Australia's Flesh-Stripping Marsupial Lions Were Real

Marsupial lions were "flesh specialists" and expert climbers in Pleistocene Australia.

Australian ecosystems, famous for their hell beasts of every stripe, were also awesome thousands of years ago: New research from paleoecologists at Flinders University in Adelaide indicates that Thylacoleo carnifex — a tiger-sized relative of the koala — was an expert climber capable of catching giant kangaroos and aboriginal humans unaware.

Though the bloodthirsty “drop bear” doesn’t exist outside the minds of social media users who believe the Aussie “leopard-sized koala” feasts on human blood, T. carnifex was very real.

The research team writes in the journal Scientific Reports that not much is known about this so-called marsupial lion. But they were able to examine deep scratches in the walls of what’s known as Tight Entrance Cave — scores into the soft rock up to nine feet off the ground — which the Flinders team argue is good evidence these animals could climb.

An artist's imagining of the hoax "drop bear."

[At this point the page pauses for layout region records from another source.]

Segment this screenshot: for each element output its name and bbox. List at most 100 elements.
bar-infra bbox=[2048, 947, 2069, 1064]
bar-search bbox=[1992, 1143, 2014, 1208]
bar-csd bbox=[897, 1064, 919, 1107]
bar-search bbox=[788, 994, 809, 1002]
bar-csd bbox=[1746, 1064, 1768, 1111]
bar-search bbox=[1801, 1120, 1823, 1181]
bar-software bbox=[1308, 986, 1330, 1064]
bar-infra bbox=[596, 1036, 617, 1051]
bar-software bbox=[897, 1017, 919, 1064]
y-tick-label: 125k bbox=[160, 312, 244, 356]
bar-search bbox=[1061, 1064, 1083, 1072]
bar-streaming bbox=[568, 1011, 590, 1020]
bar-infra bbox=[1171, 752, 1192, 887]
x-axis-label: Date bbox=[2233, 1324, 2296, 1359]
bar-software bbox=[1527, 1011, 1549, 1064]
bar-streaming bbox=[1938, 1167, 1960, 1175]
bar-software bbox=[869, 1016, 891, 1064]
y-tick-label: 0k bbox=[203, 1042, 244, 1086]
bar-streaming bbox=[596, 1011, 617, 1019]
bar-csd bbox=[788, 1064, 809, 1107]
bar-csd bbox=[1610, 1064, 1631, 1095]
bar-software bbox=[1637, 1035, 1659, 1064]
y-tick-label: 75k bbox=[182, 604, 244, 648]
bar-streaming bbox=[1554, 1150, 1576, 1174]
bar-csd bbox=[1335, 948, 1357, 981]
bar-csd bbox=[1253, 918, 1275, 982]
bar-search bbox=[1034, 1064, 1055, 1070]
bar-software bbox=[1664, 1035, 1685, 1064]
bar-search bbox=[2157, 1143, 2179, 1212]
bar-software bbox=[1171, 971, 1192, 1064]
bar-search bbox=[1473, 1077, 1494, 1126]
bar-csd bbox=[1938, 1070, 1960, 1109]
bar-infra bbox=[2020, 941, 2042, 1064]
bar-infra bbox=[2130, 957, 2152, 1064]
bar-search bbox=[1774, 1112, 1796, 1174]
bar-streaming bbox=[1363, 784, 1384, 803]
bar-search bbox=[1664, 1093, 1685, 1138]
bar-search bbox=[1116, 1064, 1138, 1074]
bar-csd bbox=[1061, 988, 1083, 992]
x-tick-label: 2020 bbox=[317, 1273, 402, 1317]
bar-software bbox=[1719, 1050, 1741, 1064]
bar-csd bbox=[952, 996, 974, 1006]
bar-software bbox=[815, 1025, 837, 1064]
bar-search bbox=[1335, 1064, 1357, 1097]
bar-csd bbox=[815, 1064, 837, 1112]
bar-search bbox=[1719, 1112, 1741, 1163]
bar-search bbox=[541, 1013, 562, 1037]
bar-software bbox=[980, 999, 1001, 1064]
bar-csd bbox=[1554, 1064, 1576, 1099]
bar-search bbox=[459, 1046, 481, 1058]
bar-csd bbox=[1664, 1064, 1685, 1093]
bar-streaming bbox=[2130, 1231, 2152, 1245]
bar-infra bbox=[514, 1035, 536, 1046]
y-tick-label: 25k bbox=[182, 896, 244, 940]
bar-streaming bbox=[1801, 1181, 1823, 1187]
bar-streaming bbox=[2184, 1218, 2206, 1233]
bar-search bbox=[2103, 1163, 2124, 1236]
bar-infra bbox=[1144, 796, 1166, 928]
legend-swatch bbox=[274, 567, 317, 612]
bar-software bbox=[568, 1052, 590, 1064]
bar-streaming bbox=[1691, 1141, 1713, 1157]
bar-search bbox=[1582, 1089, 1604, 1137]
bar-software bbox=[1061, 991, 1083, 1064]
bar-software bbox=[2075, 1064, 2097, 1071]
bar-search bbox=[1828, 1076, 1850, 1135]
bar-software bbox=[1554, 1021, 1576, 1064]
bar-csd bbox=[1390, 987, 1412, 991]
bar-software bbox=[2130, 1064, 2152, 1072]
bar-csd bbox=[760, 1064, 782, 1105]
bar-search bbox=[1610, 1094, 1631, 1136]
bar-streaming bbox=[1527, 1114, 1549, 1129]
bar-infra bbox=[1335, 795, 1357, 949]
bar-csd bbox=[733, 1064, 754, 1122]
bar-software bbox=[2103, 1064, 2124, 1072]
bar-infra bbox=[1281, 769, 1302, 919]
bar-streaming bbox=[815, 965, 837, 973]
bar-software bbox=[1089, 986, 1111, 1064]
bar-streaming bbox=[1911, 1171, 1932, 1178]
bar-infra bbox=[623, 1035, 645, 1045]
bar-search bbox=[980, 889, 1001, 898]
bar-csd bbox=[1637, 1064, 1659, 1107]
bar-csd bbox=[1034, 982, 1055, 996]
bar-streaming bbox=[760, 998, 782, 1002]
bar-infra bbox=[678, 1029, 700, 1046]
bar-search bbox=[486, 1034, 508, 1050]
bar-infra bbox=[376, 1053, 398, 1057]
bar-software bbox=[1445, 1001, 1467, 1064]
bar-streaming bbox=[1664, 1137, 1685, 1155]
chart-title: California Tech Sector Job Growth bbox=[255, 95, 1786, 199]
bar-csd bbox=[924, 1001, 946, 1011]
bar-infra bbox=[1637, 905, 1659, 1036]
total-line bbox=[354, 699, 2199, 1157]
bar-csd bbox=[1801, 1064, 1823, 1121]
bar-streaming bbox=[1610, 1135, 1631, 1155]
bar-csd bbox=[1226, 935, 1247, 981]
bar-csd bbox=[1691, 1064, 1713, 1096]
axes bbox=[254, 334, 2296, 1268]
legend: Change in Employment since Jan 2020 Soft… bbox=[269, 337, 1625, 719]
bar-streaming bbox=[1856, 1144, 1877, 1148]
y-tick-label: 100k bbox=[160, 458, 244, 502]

By Yamavu (Own work) [CC BY-SA 3.0 (], via Wikimedia Commons

The researchers had to systematically eliminate the possibility the claw marks belonged to other species — the ancient claw marks were too deep to be possums and too numerous to be wayward koalas, leaving T. carnifex as the most likely culprit.

Based on the remains found in the cave, these researchers describe this real-life drop bear, charmingly, as a “flesh specialist,” stripping meat from bones rather than chewing on them. Previous hypotheses included diets of primarily crocodile eggs or melons, but that it ate meat now seems quite convincing.

Was real. Extinct now, though.

By Nobu Tamura ( (Own work) [GFDL ( or CC BY 3.0 (], via Wikimedia Commons

Though Thylacoleo carnifex is not, in fact, closely related to cats, biologists have posited that, would an African lion and T. carnifex had found themselves in a cage-match out of the Discovery Channel’s fever dreams, the marsupial would have won. As University of New South Wales biologist Stephen Wroe argued in support of T. carnifex’s lion-killing potential in 2008:

“My results suggest that the marsupial lion employed a unique killing technique. It used its massive carnassial cheekteeth to effect major trauma and a rapid kill. Unlike any living mammalian carnivores, the marsupial’s carnassials were not only butchery tools but also active components in the killing process.”

Australians don’t need hoaxes to convey how badass marsupials can be — they just need to go back 50,000 years.